Meteorology on Arran

This is the first chance I have had to blog since going on the meteorology field course to Arran with the third-year geophysics-and-meteorology students. And I am already on another field course (of which more later); this part of the academic year is truly chaotic.

The students spend the week doing a variety of meteorological exercises. To me, the most interesting of these was the launch of radiosondes; we don’t have the gear to do this at Edinburgh, but this trip is done in collaboration with the Universities of Leeds and Reading; we are recent additions to the party. I was pleased with this picture of the radiosonde launch as I have caught it when the sonde itself is less than a metre away from the hand of the launcher. Unfortunately both the sonde and the building behind it are white, so it is rather hard too see.

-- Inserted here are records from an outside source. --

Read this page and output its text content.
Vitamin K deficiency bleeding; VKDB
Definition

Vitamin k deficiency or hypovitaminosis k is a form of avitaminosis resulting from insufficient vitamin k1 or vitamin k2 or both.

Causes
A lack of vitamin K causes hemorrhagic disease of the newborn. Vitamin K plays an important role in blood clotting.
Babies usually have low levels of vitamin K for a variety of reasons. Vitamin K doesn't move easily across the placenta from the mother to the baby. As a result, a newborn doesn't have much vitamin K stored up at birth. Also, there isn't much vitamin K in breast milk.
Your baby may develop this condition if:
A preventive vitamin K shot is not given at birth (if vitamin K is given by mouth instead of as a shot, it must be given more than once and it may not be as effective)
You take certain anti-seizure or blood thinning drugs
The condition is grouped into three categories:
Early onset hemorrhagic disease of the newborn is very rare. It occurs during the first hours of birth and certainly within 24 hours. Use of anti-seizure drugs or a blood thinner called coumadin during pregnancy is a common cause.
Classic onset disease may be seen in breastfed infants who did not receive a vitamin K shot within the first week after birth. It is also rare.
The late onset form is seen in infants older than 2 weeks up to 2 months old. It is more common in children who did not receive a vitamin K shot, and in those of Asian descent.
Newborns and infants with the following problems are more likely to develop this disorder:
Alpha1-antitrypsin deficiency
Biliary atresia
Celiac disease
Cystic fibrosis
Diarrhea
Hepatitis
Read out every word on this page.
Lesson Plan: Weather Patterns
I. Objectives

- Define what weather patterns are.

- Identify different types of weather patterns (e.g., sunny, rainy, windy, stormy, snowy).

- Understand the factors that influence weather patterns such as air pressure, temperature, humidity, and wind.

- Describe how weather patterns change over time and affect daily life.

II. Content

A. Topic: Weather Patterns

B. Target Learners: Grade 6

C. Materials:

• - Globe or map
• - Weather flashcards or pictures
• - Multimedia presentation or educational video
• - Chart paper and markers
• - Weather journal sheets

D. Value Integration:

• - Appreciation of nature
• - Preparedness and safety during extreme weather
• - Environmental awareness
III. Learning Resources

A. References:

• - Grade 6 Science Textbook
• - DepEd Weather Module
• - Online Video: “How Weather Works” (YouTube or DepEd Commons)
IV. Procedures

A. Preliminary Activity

A feature of this field trip is an ascent of Goat Fell to see how the weather changes with height.  This was not entirely enjoyable; we gave up before the summit as the weather was unpleasant, bordering on dangerous. The practice walk to get accustomed to the equipment the day before, however, was delightful, and included a tiny bit of geology tourism.

This is Hutton’s unconformity: the sandstones in the foreground, sloping down to the left, are far newer than the metamorphic rocks in the background sloping steeply down to the right. This is one of three unconformities in Scotland that are associated with James Hutton. One of the others is Siccar Point. The third is no longer accessible as a landslip has covered it up; it is somewhere near Jedburgh.